In their study, Wiseman and his colleagues revisited the data used by Son’s team – accounting for a correction the previous astronomers hadn’t applied. Regardless of redshift, the peak brightness of type 1a supernovae in lower-mass galaxies is known to be slightly fainter than those in higher-mass galaxies. Although the reasons for this correlation remain unclear, astronomers have routinely been correcting for it over the past 15 years.

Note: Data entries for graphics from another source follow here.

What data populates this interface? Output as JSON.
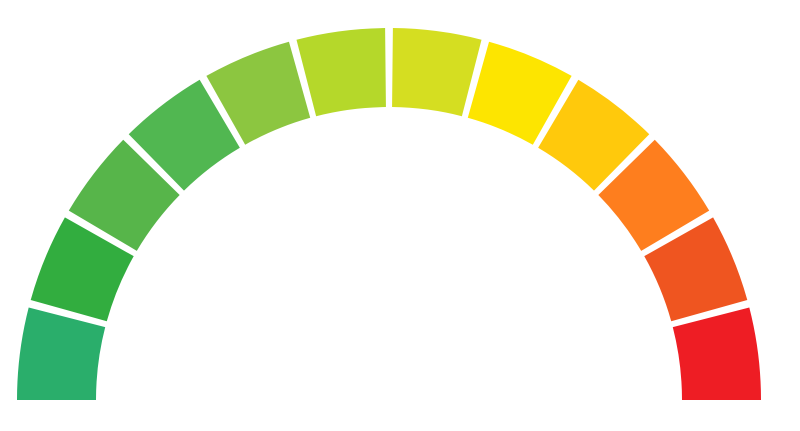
{
  "gauge": {
    "segments": [
      {
        "id": "segment-1",
        "color": "#2AAE6B"
      },
      {
        "id": "segment-2",
        "color": "#32AD3F"
      },
      {
        "id": "segment-3",
        "color": "#57B54A"
      },
      {
        "id": "segment-4",
        "color": "#51B751"
      },
      {
        "id": "segment-5",
        "color": "#8CC640"
      },
      {
        "id": "segment-6",
        "color": "#B5D82A"
      },
      {
        "id": "segment-7",
        "color": "#D5DE21"
      },
      {
        "id": "segment-8",
        "color": "#FDE500"
      },
      {
        "id": "segment-9",
        "color": "#FFC90C"
      },
      {
        "id": "segment-10",
        "color": "#FE7E1E"
      },
      {
        "id": "segment-11",
        "color": "#EF5520"
      },
      {
        "id": "segment-12",
        "color": "#EE1D24"
      }
    ],
    "style": {
      "background": "#ffffff",
      "gap_color": "#ffffff"
    }
  }
}
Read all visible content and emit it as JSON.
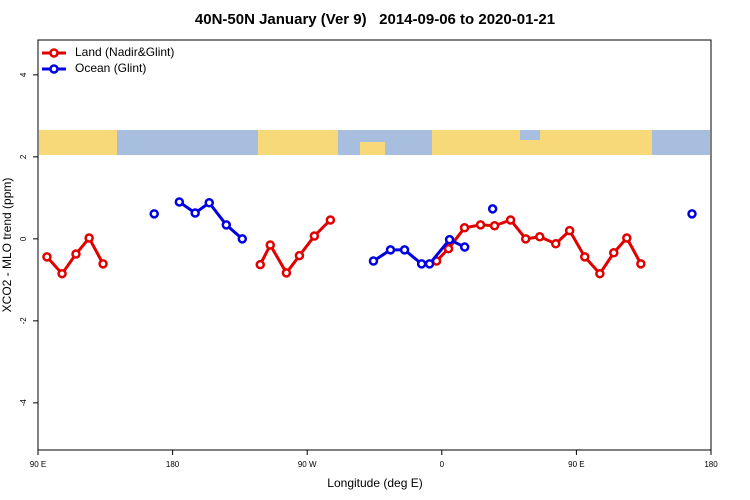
{
  "chart_data": {
    "type": "line",
    "title": "40N-50N January (Ver 9)   2014-09-06 to 2020-01-21",
    "x_label": "Longitude (deg E)",
    "y_label": "XCO2 - MLO trend (ppm)",
    "xlim": [
      90,
      540
    ],
    "ylim": [
      -5.15,
      4.85
    ],
    "xticks": [
      {
        "value": 90,
        "label": "90 E"
      },
      {
        "value": 180,
        "label": "180"
      },
      {
        "value": 270,
        "label": "90 W"
      },
      {
        "value": 360,
        "label": "0"
      },
      {
        "value": 450,
        "label": "90 E"
      },
      {
        "value": 540,
        "label": "180"
      }
    ],
    "yticks": [
      -4,
      -2,
      0,
      2,
      4
    ],
    "legend": "top-left",
    "series": [
      {
        "name": "Land (Nadir&Glint)",
        "color": "#e00000",
        "x": [
          96.0,
          106.1,
          115.4,
          124.2,
          133.5,
          null,
          238.6,
          245.3,
          256.1,
          264.8,
          274.8,
          285.5,
          null,
          356.5,
          364.5,
          375.2,
          385.9,
          395.3,
          406.0,
          416.1,
          425.5,
          436.2,
          445.5,
          455.6,
          465.7,
          475.0,
          483.7,
          493.1
        ],
        "values": [
          -0.44,
          -0.85,
          -0.37,
          0.02,
          -0.61,
          null,
          -0.63,
          -0.15,
          -0.83,
          -0.41,
          0.07,
          0.46,
          null,
          -0.54,
          -0.24,
          0.27,
          0.34,
          0.32,
          0.46,
          0.0,
          0.05,
          -0.12,
          0.2,
          -0.44,
          -0.85,
          -0.34,
          0.02,
          -0.61
        ]
      },
      {
        "name": "Ocean (Glint)",
        "color": "#0000e0",
        "x": [
          167.7,
          null,
          184.5,
          195.1,
          204.5,
          215.9,
          226.6,
          null,
          314.3,
          325.7,
          335.1,
          346.5,
          351.8,
          365.2,
          375.3,
          null,
          394.0,
          null,
          527.3
        ],
        "values": [
          0.61,
          null,
          0.9,
          0.63,
          0.88,
          0.34,
          0.0,
          null,
          -0.54,
          -0.27,
          -0.27,
          -0.61,
          -0.61,
          -0.02,
          -0.2,
          null,
          0.73,
          null,
          0.61
        ]
      }
    ]
  }
}
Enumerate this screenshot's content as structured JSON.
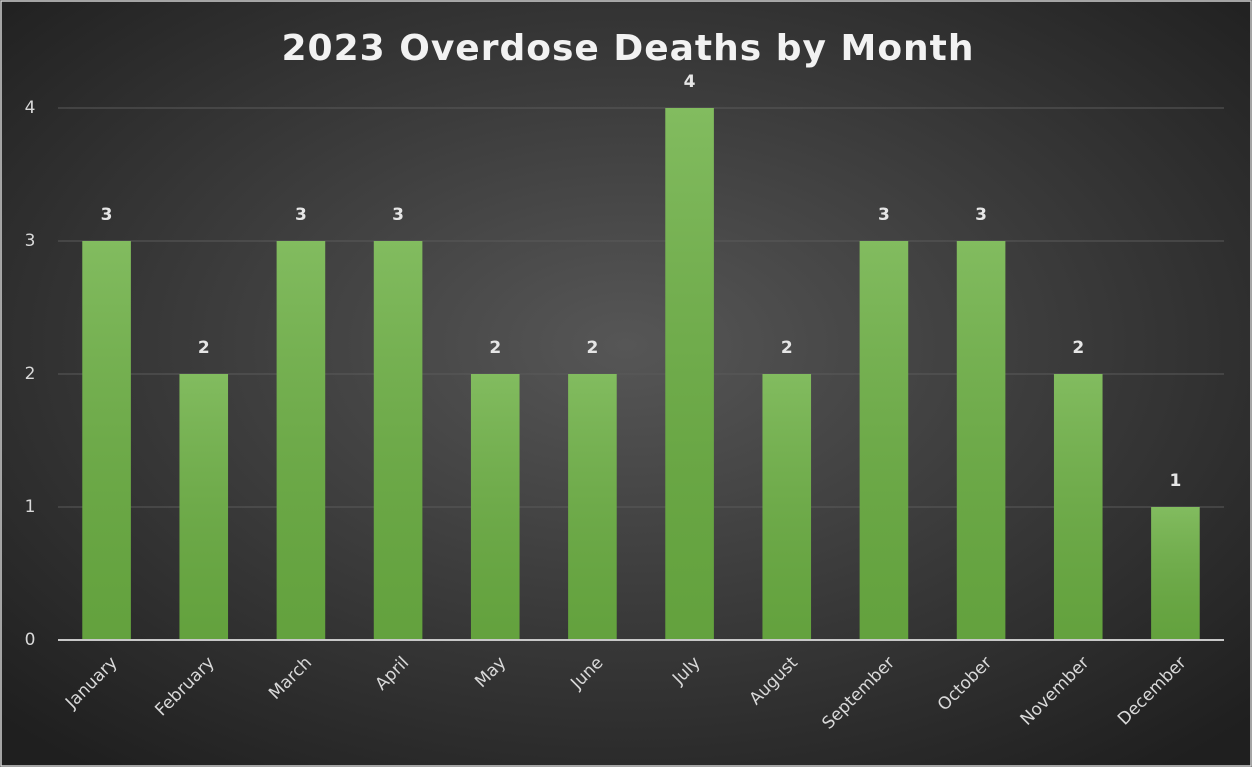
{
  "chart_data": {
    "type": "bar",
    "title": "2023 Overdose Deaths by Month",
    "categories": [
      "January",
      "February",
      "March",
      "April",
      "May",
      "June",
      "July",
      "August",
      "September",
      "October",
      "November",
      "December"
    ],
    "values": [
      3,
      2,
      3,
      3,
      2,
      2,
      4,
      2,
      3,
      3,
      2,
      1
    ],
    "color": "#6cb043",
    "ylim": [
      0,
      4
    ],
    "yticks": [
      0,
      1,
      2,
      3,
      4
    ],
    "grid": true
  }
}
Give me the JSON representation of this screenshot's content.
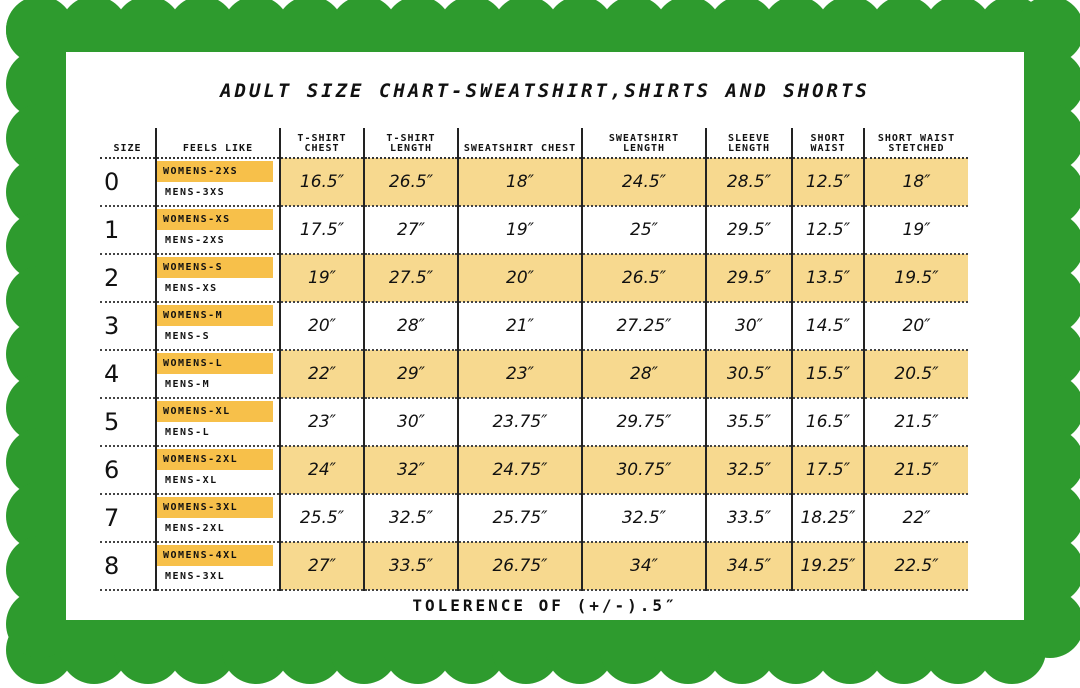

Wiseman’s team applied the same correction – ensuring their calculated distances were unaffected by differences in galaxy mass. “We also used simulations, where we traced how the age of the exploding stars and the galaxies they explode in evolve with cosmic time,” Wiseman says.

Similar ages

With this correction applied, the claimed correlation between supernova brightness and host galaxy age became almost undetectable. “Even if we account for the prediction that the relationship between the supernova and the galaxy should change as we look further back in time, we end up with almost identical measurements of dark energy,” Wiseman continues. Their simulations also showed that supernova progenitor stars have exploded at consistently similar ages throughout cosmic history.

The results will likely come as a relief to many cosmologists, averting the dark energy crisis some had feared. All the same, the team says Son’s study provides a valuable test of existing approaches to measuring the universe’s expansion rate, given the limitations of current observational capabilities.

“In an ideal world, we think a correction based on the age of the galaxy would be slightly more accurate than using the galaxy mass, but these measurements are currently not available for more than a handful of supernova host galaxies in the distant universe,” Wiseman says. “Until then, a mass correction is adequate and the implication is that the Universe is still accelerating due to dark energy.”

The research is described in Monthly Notices of the Royal Astronomical Society.